Organ and tissue donation outcomes of an integrated refractory cardiac arrest program including ECMO-CPR (ECPR) and uncontrolled donation after circulatory death (UDCD) in a tertiary university hospital in Spain

Adriana Sánchez Ginés, Spain

DOCTOR
TRASPLANT COORDINATION
HOSPITALL UNIVERSITARI VALL D'HEBRON

Abstract

Organ and tissue donation outcomes of an integrated refractory cardiac arrest program including ECMO-CPR (ECPR) and uncontrolled donation after circulatory death (UDCD) in a tertiary university hospital in Spain

Adriana Sánchez Ginés1, Eduard Argudo2, Elisabeth Navas1, Aroa Gómez1, Aurora Gil1, Marianela Guzmán1, Diana Colón1, Maria Vidal3, María Martínez2, Pau Torrella2, Jordi Riera2, Alberto Sandiumenge1.

1Donation and Trasplantation Program Coordination (DTPC), Hospital Universitari Vall d'Hebron, Barcelona, Spain; 2Intensive Care Medicine Department, Hospital Universitari Vall d'Hebron, Barcelona, Spain; 3Cardiology Department, Hospital Universitari Vall d'Hebron, Barcelona, Spain

Introduction: A combined ECPR and uncontrolled DCD (uDCD) program has been proposed as a cost-effective strategy to enhance both survival and organ donation outcomes in patients with refractory cardiorespiratory arrest (CRA) 1. In 2023, a pilot initiative integrating these protocols was introduced in three major hospitals in the Barcelona metropolitan area, in collaboration with the regional emergency medical services (SEM). Table 1 summarizes activation criteria. This report details the implementation and clinical activity of one of the participating hospitals. 

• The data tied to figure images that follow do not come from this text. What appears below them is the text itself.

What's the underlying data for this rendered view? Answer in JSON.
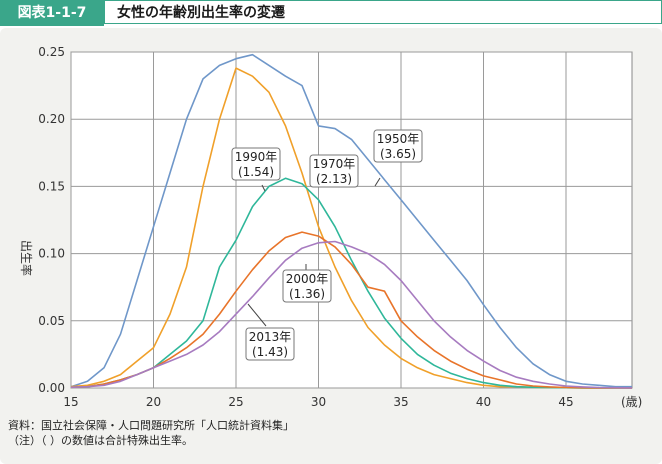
{
  "header": {
    "label": "図表1-1-7",
    "title": "女性の年齢別出生率の変遷"
  },
  "notes": {
    "source": "資料：国立社会保障・人口問題研究所「人口統計資料集」",
    "note": "（注）（ ）の数値は合計特殊出生率。"
  },
  "chart_data": {
    "type": "line",
    "title": "女性の年齢別出生率の変遷",
    "xlabel": "(歳)",
    "ylabel": "出生率",
    "xlim": [
      15,
      49
    ],
    "ylim": [
      0,
      0.25
    ],
    "xticks": [
      "15",
      "20",
      "25",
      "30",
      "35",
      "40",
      "45"
    ],
    "yticks": [
      "0.00",
      "0.05",
      "0.10",
      "0.15",
      "0.20",
      "0.25"
    ],
    "grid": true,
    "x": [
      15,
      16,
      17,
      18,
      19,
      20,
      21,
      22,
      23,
      24,
      25,
      26,
      27,
      28,
      29,
      30,
      31,
      32,
      33,
      34,
      35,
      36,
      37,
      38,
      39,
      40,
      41,
      42,
      43,
      44,
      45,
      46,
      47,
      48,
      49
    ],
    "series": [
      {
        "name": "1950年 (3.65)",
        "label_line1": "1950年",
        "label_line2": "(3.65)",
        "color": "#6f97c9",
        "values": [
          0.001,
          0.005,
          0.015,
          0.04,
          0.08,
          0.12,
          0.16,
          0.2,
          0.23,
          0.24,
          0.245,
          0.248,
          0.24,
          0.232,
          0.225,
          0.195,
          0.193,
          0.185,
          0.17,
          0.155,
          0.14,
          0.125,
          0.11,
          0.095,
          0.08,
          0.062,
          0.045,
          0.03,
          0.018,
          0.01,
          0.005,
          0.003,
          0.002,
          0.001,
          0.001
        ]
      },
      {
        "name": "1970年 (2.13)",
        "label_line1": "1970年",
        "label_line2": "(2.13)",
        "color": "#f0a02a",
        "values": [
          0.001,
          0.002,
          0.005,
          0.01,
          0.02,
          0.03,
          0.055,
          0.09,
          0.15,
          0.2,
          0.238,
          0.232,
          0.22,
          0.195,
          0.16,
          0.12,
          0.09,
          0.065,
          0.045,
          0.032,
          0.022,
          0.015,
          0.01,
          0.007,
          0.004,
          0.002,
          0.001,
          0.001,
          0.0005,
          0.0003,
          0.0002,
          0.0001,
          0.0001,
          0.0,
          0.0
        ]
      },
      {
        "name": "1990年 (1.54)",
        "label_line1": "1990年",
        "label_line2": "(1.54)",
        "color": "#2fb79a",
        "values": [
          0.0005,
          0.001,
          0.003,
          0.006,
          0.01,
          0.015,
          0.025,
          0.035,
          0.05,
          0.09,
          0.11,
          0.135,
          0.15,
          0.156,
          0.152,
          0.14,
          0.12,
          0.095,
          0.072,
          0.052,
          0.037,
          0.025,
          0.017,
          0.011,
          0.007,
          0.004,
          0.002,
          0.001,
          0.0005,
          0.0003,
          0.0002,
          0.0001,
          0.0,
          0.0,
          0.0
        ]
      },
      {
        "name": "2000年 (1.36)",
        "label_line1": "2000年",
        "label_line2": "(1.36)",
        "color": "#e8742a",
        "values": [
          0.0005,
          0.001,
          0.003,
          0.006,
          0.01,
          0.015,
          0.022,
          0.03,
          0.04,
          0.055,
          0.072,
          0.088,
          0.102,
          0.112,
          0.116,
          0.113,
          0.105,
          0.092,
          0.075,
          0.072,
          0.05,
          0.038,
          0.028,
          0.02,
          0.014,
          0.009,
          0.006,
          0.003,
          0.0015,
          0.0008,
          0.0004,
          0.0002,
          0.0001,
          0.0,
          0.0
        ]
      },
      {
        "name": "2013年 (1.43)",
        "label_line1": "2013年",
        "label_line2": "(1.43)",
        "color": "#a77bc0",
        "values": [
          0.0005,
          0.001,
          0.002,
          0.005,
          0.01,
          0.015,
          0.02,
          0.025,
          0.032,
          0.042,
          0.055,
          0.068,
          0.082,
          0.095,
          0.104,
          0.108,
          0.109,
          0.105,
          0.1,
          0.092,
          0.08,
          0.065,
          0.05,
          0.038,
          0.028,
          0.02,
          0.013,
          0.008,
          0.005,
          0.003,
          0.0015,
          0.0008,
          0.0004,
          0.0002,
          0.0001
        ]
      }
    ]
  }
}
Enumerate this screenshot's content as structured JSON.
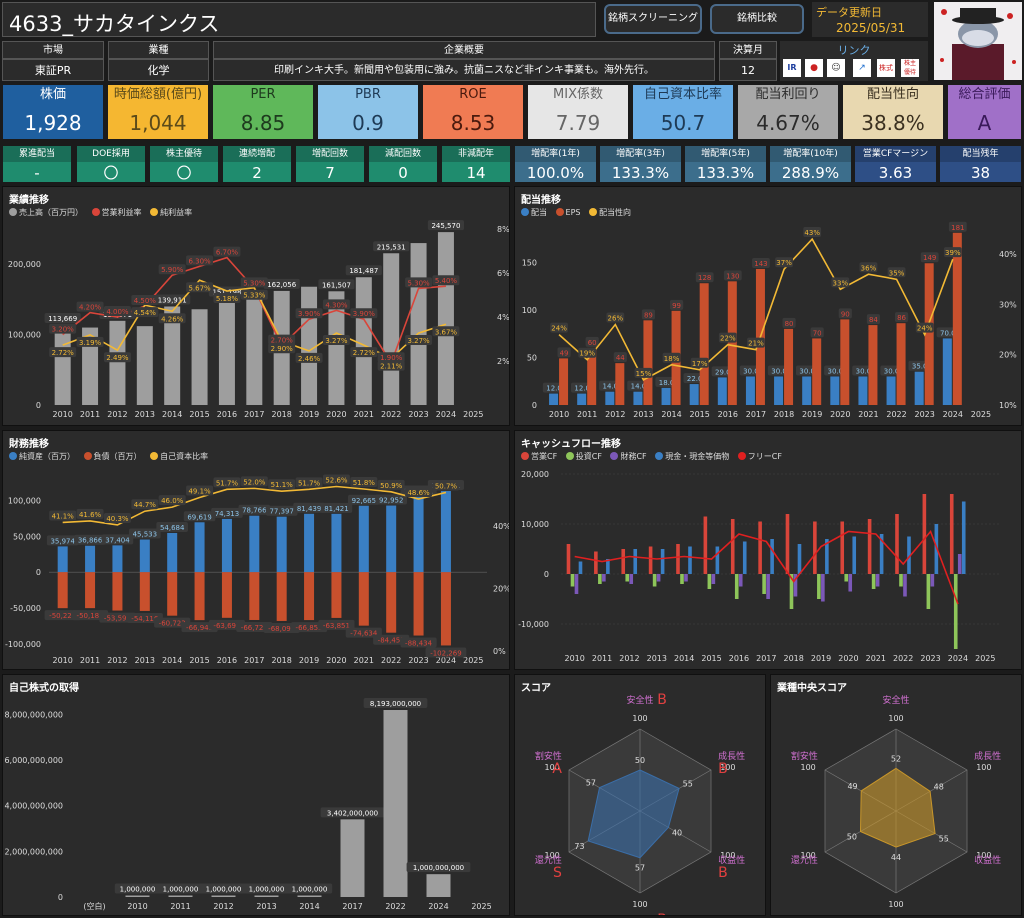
{
  "header": {
    "title": "4633_サカタインクス",
    "btn_screening": "銘柄スクリーニング",
    "btn_compare": "銘柄比較",
    "update_label": "データ更新日",
    "update_date": "2025/05/31"
  },
  "info": {
    "market_label": "市場",
    "market": "東証PR",
    "industry_label": "業種",
    "industry": "化学",
    "summary_label": "企業概要",
    "summary": "印刷インキ大手。新聞用や包装用に強み。抗菌ニスなど非インキ事業も。海外先行。",
    "fiscal_label": "決算月",
    "fiscal": "12",
    "link_label": "リンク",
    "links": [
      "IR BANK",
      "kabutan",
      "kabuyoho",
      "chart",
      "nikkei",
      "yutai"
    ]
  },
  "kpis": [
    {
      "label": "株価",
      "value": "1,928",
      "bg": "#1f5f9f",
      "fg": "#ffffff"
    },
    {
      "label": "時価総額(億円)",
      "value": "1,044",
      "bg": "#f5b731",
      "fg": "#5a4a1a"
    },
    {
      "label": "PER",
      "value": "8.85",
      "bg": "#5fb85a",
      "fg": "#1e3a1e"
    },
    {
      "label": "PBR",
      "value": "0.9",
      "bg": "#8cc3e8",
      "fg": "#1e3a55"
    },
    {
      "label": "ROE",
      "value": "8.53",
      "bg": "#f07b53",
      "fg": "#4a1a0e"
    },
    {
      "label": "MIX係数",
      "value": "7.79",
      "bg": "#e6e6e6",
      "fg": "#666666"
    },
    {
      "label": "自己資本比率",
      "value": "50.7",
      "bg": "#6aaee6",
      "fg": "#1e3a55"
    },
    {
      "label": "配当利回り",
      "value": "4.67%",
      "bg": "#a8a8a8",
      "fg": "#2b2b2b"
    },
    {
      "label": "配当性向",
      "value": "38.8%",
      "bg": "#e8d8b0",
      "fg": "#3a3020"
    },
    {
      "label": "総合評価",
      "value": "A",
      "bg": "#a070c8",
      "fg": "#3a1a5a"
    }
  ],
  "small_green": [
    {
      "label": "累進配当",
      "value": "-"
    },
    {
      "label": "DOE採用",
      "value": "〇"
    },
    {
      "label": "株主優待",
      "value": "〇"
    },
    {
      "label": "連続増配",
      "value": "2"
    },
    {
      "label": "増配回数",
      "value": "7"
    },
    {
      "label": "減配回数",
      "value": "0"
    },
    {
      "label": "非減配年",
      "value": "14"
    }
  ],
  "small_blue": [
    {
      "label": "増配率(1年)",
      "value": "100.0%"
    },
    {
      "label": "増配率(3年)",
      "value": "133.3%"
    },
    {
      "label": "増配率(5年)",
      "value": "133.3%"
    },
    {
      "label": "増配率(10年)",
      "value": "288.9%"
    },
    {
      "label": "営業CFマージン",
      "value": "3.63"
    },
    {
      "label": "配当残年",
      "value": "38"
    }
  ],
  "panels": {
    "perf": {
      "title": "業績推移",
      "legend": [
        "売上高（百万円）",
        "営業利益率",
        "純利益率"
      ]
    },
    "div": {
      "title": "配当推移",
      "legend": [
        "配当",
        "EPS",
        "配当性向"
      ]
    },
    "fin": {
      "title": "財務推移",
      "legend": [
        "純資産（百万）",
        "負債（百万）",
        "自己資本比率"
      ]
    },
    "cf": {
      "title": "キャッシュフロー推移",
      "legend": [
        "営業CF",
        "投資CF",
        "財務CF",
        "現金・現金等価物",
        "フリーCF"
      ]
    },
    "buyback": {
      "title": "自己株式の取得"
    },
    "score": {
      "title": "スコア"
    },
    "median": {
      "title": "業種中央スコア"
    }
  },
  "chart_data": [
    {
      "type": "bar",
      "name": "perf",
      "categories": [
        "2010",
        "2011",
        "2012",
        "2013",
        "2014",
        "2015",
        "2016",
        "2017",
        "2018",
        "2019",
        "2020",
        "2021",
        "2022",
        "2023",
        "2024",
        "2025"
      ],
      "series": [
        {
          "name": "売上高（百万円）",
          "values": [
            113669,
            null,
            119571,
            null,
            139911,
            null,
            151198,
            null,
            162056,
            null,
            161507,
            181487,
            215531,
            null,
            245570,
            null
          ],
          "approx": [
            113669,
            110000,
            119571,
            112000,
            139911,
            136000,
            151198,
            155000,
            162056,
            168000,
            161507,
            181487,
            215531,
            230000,
            245570,
            null
          ]
        },
        {
          "name": "営業利益率",
          "values": [
            3.2,
            4.2,
            4.0,
            4.5,
            5.9,
            6.3,
            6.7,
            5.3,
            2.7,
            3.9,
            4.3,
            3.9,
            1.9,
            5.3,
            5.4,
            null
          ]
        },
        {
          "name": "純利益率",
          "values": [
            2.72,
            3.19,
            2.49,
            4.54,
            4.26,
            5.67,
            5.18,
            5.33,
            2.9,
            2.46,
            3.27,
            2.72,
            2.11,
            3.27,
            3.67,
            null
          ]
        }
      ],
      "ylim": [
        0,
        250000
      ],
      "y2lim": [
        0,
        8
      ],
      "yticks": [
        "0",
        "100,000",
        "200,000"
      ],
      "y2ticks": [
        "2%",
        "4%",
        "6%",
        "8%"
      ]
    },
    {
      "type": "bar",
      "name": "div",
      "categories": [
        "2010",
        "2011",
        "2012",
        "2013",
        "2014",
        "2015",
        "2016",
        "2017",
        "2018",
        "2019",
        "2020",
        "2021",
        "2022",
        "2023",
        "2024",
        "2025"
      ],
      "series": [
        {
          "name": "配当",
          "values": [
            12,
            12,
            14,
            14,
            18,
            22,
            29,
            30,
            30,
            30,
            30,
            30,
            30,
            35,
            70,
            null
          ]
        },
        {
          "name": "EPS",
          "values": [
            49,
            60,
            44,
            89,
            99,
            128,
            130,
            143,
            80,
            70,
            90,
            84,
            86,
            149,
            181,
            null
          ]
        },
        {
          "name": "配当性向",
          "values": [
            24,
            19,
            26,
            15,
            18,
            17,
            22,
            21,
            37,
            43,
            33,
            36,
            35,
            24,
            39,
            null
          ]
        }
      ],
      "ylim": [
        0,
        185
      ],
      "y2lim": [
        10,
        45
      ],
      "yticks": [
        "0",
        "50",
        "100",
        "150"
      ],
      "y2ticks": [
        "10%",
        "20%",
        "30%",
        "40%"
      ]
    },
    {
      "type": "bar",
      "name": "fin",
      "categories": [
        "2010",
        "2011",
        "2012",
        "2013",
        "2014",
        "2015",
        "2016",
        "2017",
        "2018",
        "2019",
        "2020",
        "2021",
        "2022",
        "2023",
        "2024",
        "2025"
      ],
      "series": [
        {
          "name": "純資産（百万）",
          "values": [
            35974,
            36866,
            37404,
            45533,
            54684,
            69619,
            74313,
            78766,
            77397,
            81439,
            81421,
            92665,
            92952,
            105651,
            113221,
            null
          ]
        },
        {
          "name": "負債（百万）",
          "values": [
            -50225,
            -50183,
            -53590,
            -54116,
            -60723,
            -66945,
            -63699,
            -66723,
            -68098,
            -66853,
            -63851,
            -74634,
            -84451,
            -88434,
            -102269,
            null
          ]
        },
        {
          "name": "自己資本比率",
          "values": [
            41.1,
            41.6,
            40.3,
            44.7,
            46.0,
            49.1,
            51.7,
            52.0,
            51.1,
            51.7,
            52.6,
            51.8,
            50.9,
            48.6,
            50.7,
            null
          ]
        }
      ],
      "ylim": [
        -110000,
        130000
      ],
      "y2lim": [
        0,
        55
      ],
      "yticks": [
        "-100,000",
        "-50,000",
        "0",
        "50,000",
        "100,000"
      ],
      "y2ticks": [
        "0%",
        "20%",
        "40%"
      ]
    },
    {
      "type": "bar",
      "name": "cf",
      "categories": [
        "2010",
        "2011",
        "2012",
        "2013",
        "2014",
        "2015",
        "2016",
        "2017",
        "2018",
        "2019",
        "2020",
        "2021",
        "2022",
        "2023",
        "2024",
        "2025"
      ],
      "series": [
        {
          "name": "営業CF",
          "values": [
            6000,
            4500,
            5000,
            5500,
            6000,
            11500,
            11000,
            10500,
            12000,
            10500,
            10500,
            11000,
            12000,
            16000,
            16000,
            null
          ]
        },
        {
          "name": "投資CF",
          "values": [
            -2500,
            -2000,
            -1500,
            -2500,
            -2000,
            -3000,
            -5000,
            -4000,
            -7000,
            -5000,
            -1500,
            -3000,
            -2500,
            -7000,
            -15000,
            null
          ]
        },
        {
          "name": "財務CF",
          "values": [
            -4000,
            -1500,
            -2000,
            -1500,
            -1500,
            -2000,
            -2500,
            -5000,
            -4500,
            -5500,
            -3500,
            -2500,
            -4500,
            -2500,
            4000,
            null
          ]
        },
        {
          "name": "現金・現金等価物",
          "values": [
            2500,
            3000,
            5000,
            5000,
            5500,
            5500,
            6500,
            7000,
            6000,
            7000,
            7500,
            8000,
            7500,
            10000,
            14500,
            null
          ]
        },
        {
          "name": "フリーCF",
          "values": [
            3500,
            2500,
            3500,
            3000,
            3500,
            3000,
            8000,
            6500,
            -1500,
            5500,
            8500,
            8000,
            2000,
            8500,
            -6000,
            null
          ]
        }
      ],
      "ylim": [
        -15000,
        21000
      ],
      "yticks": [
        "-10,000",
        "0",
        "10,000",
        "20,000"
      ]
    },
    {
      "type": "bar",
      "name": "buyback",
      "categories": [
        "(空白)",
        "2010",
        "2011",
        "2012",
        "2013",
        "2014",
        "2017",
        "2022",
        "2024",
        "2025"
      ],
      "values": [
        0,
        1000000,
        1000000,
        1000000,
        1000000,
        1000000,
        3402000000,
        8193000000,
        1000000000,
        null
      ],
      "labels": [
        "",
        "1,000,000",
        "1,000,000",
        "1,000,000",
        "1,000,000",
        "1,000,000",
        "3,402,000,000",
        "8,193,000,000",
        "1,000,000,000",
        ""
      ],
      "ylim": [
        0,
        8500000000
      ],
      "yticks": [
        "0",
        "2,000,000,000",
        "4,000,000,000",
        "6,000,000,000",
        "8,000,000,000"
      ]
    },
    {
      "type": "radar",
      "name": "score",
      "axes": [
        "安全性",
        "成長性",
        "収益性",
        "効率性",
        "還元性",
        "割安性"
      ],
      "max": 100,
      "values": [
        50,
        55,
        40,
        57,
        73,
        57
      ],
      "grades": [
        "B",
        "B",
        "B",
        "B",
        "S",
        "A"
      ]
    },
    {
      "type": "radar",
      "name": "median",
      "axes": [
        "安全性",
        "成長性",
        "収益性",
        "効率性",
        "還元性",
        "割安性"
      ],
      "max": 100,
      "values": [
        52,
        48,
        55,
        44,
        50,
        49
      ]
    }
  ],
  "colors": {
    "blue": "#3a7fc4",
    "red": "#d9453a",
    "orange": "#c8502d",
    "yellow": "#f2b935",
    "gray": "#9e9e9e",
    "green": "#8ec55a",
    "purple": "#7b58b8",
    "fcf": "#e02020",
    "teal": "#1f8c6e",
    "bluegrey": "#3c6e8c",
    "radar1": "#4080c0",
    "radar2": "#d8a030"
  }
}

Methods: Retrospective, observational study including all patients in whom the refractory cardiac arrest protocol -via ECPR or uDCD-  was activated between 2022 and 2024 in a large university hospital. The center operates a 24/7 ECPR service and maintains a donor coordination team from 08:00 to 20:00 on weekdays. Patient demographic data, warm-ischemic times (WiT) survival rates, and donation outcomes among non-survivors (brain death-DBD- or controlled (cDCD) and uncontrolled (uDCD) circulatory death) were analysed. Reasons for exclusion from donation, actual donors, and number and types of organs retrieved were also recorded. Results are expressed as mean ± SD or percentages.  
Results: A total of 134 activations were recorded :121 ECPR cases  (62% out-of-hospital, 38% in-hospital), and 13 uDCD (all out-of-hospital). In the ECPR group, 80% (n=97) were male, mean age 53±14 years. Effective ECMO flow was achieved in 92.5% (n=112), with 29 patients (26%) surviving with good neurological outcome (CPC 1) (WIT: 57,35 ± 24,46 min). Among the 83 non-survivors (WiT: 76,84 ± 24,46 min), 61 (74%) were evaluated for donation; 39 (64%) were considered eligible and 25 were consented for organ and tissue donation (64%). This resulted in 23 organ donors (15 DBD, 8 controlled DCD), yielding  7 lung pairs, 10 livers, 46 kidneys, 18 multi-tissue donors and 50 corneas 
Fourteen uDCD cases were activated: 13 at the CRA site, and one at hospital admission post ECPR failure due to  prolonged  low flow and cannulation dificulties. Most were male (79%; n=11) with a mean age 50±15 years.  A total of 10 patients were not converted into actual donors: 3 (25%) didn’t reach the hospital due to logistical issues, 1 case was due to failed cannulation, 3 (25%) presented medical contraindication and 3 (25%) were non consented for donation. Four  (29%) patients became effective donors, yielding 8 kidneys (7 utilized), 1 multi-tissue donor and 2 corneas.
Conclusion: The implementation of an integrated program of ECPR and uDCD in our centre enabled survival of 1 out of 4 patients suffering refractory cardiac arrest, and allowed the possibility of donation in 1 out of 5 patients who did not meet the ECPR criteria or who did not survive.